Other countries are watching
And let’s not forget that the rest of the euro area is watching developments in Spain also as an indication of what to expect should similar fiscal inadequacies falter their own financial system. A lack of strong economic conditions or targets handed out to Spain is likely to be used as a bargaining tool by any victory of the leftist anti-austerity party in Greece, should they win the election on the 17th June. EU politicians will do well to recognise this fact.

It must also be reminded that a Spanish bailout is not a solution to the euro problem, or even the Spanish banking problem. It is a plaster made of bank notes at a time when the heart of the Spanish banking system requires serious surgery. This is why we are seeing equity markets rally strongly today yet the longevity of this rally remains in doubt.

The Euro remains an ‘idea’
I talk of the eurozone as an ‘idea’ simply because it still remains as just that, an idea.
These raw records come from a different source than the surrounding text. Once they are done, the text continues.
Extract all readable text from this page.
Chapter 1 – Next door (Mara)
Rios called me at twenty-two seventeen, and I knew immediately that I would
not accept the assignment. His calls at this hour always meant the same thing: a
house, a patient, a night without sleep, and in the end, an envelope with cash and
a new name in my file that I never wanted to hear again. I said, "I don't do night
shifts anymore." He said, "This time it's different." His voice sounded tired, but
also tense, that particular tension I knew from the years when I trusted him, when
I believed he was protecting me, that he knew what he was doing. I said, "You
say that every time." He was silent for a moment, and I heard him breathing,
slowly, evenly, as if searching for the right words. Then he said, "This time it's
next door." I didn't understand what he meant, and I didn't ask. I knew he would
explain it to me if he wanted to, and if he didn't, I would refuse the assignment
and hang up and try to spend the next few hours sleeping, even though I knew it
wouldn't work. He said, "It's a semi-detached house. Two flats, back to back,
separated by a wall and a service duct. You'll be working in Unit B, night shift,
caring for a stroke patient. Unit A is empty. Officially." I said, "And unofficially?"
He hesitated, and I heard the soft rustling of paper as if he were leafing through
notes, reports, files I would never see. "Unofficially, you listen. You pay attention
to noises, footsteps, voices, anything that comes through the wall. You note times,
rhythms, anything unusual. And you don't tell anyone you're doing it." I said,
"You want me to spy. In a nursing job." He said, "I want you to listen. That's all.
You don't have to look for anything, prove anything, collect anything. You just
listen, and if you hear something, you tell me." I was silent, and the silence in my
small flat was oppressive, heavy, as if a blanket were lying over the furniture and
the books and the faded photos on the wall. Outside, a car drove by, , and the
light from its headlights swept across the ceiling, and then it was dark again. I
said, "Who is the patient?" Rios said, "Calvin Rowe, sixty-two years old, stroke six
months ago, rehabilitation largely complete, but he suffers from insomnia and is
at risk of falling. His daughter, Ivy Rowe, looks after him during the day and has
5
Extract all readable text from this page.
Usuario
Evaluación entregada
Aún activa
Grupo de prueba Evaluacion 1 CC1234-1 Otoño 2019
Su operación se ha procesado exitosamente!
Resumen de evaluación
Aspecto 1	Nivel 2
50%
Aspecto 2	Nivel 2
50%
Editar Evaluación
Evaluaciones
Its a concept that has neither been proved yet as valid or invalid, yet remains the subject of hot debate by investors and indeed many others in the market, most of which remain unconvinced that the euro can survive in its current format.

Each phase of the euro crisis poses a powerful test to the euro idea and the next test is now likely to take place on 17th June, with the second general election in Greece, which could see the anti-austerity party take control.

There remains the likelihood that the culmination of the crisis in the eurozone will see the birth of a two speed euro, which allows the stronger nations to pull away from the drag emanating out of the PIIGS nations (Portugal, Ireland, Italy, Greece and Spain).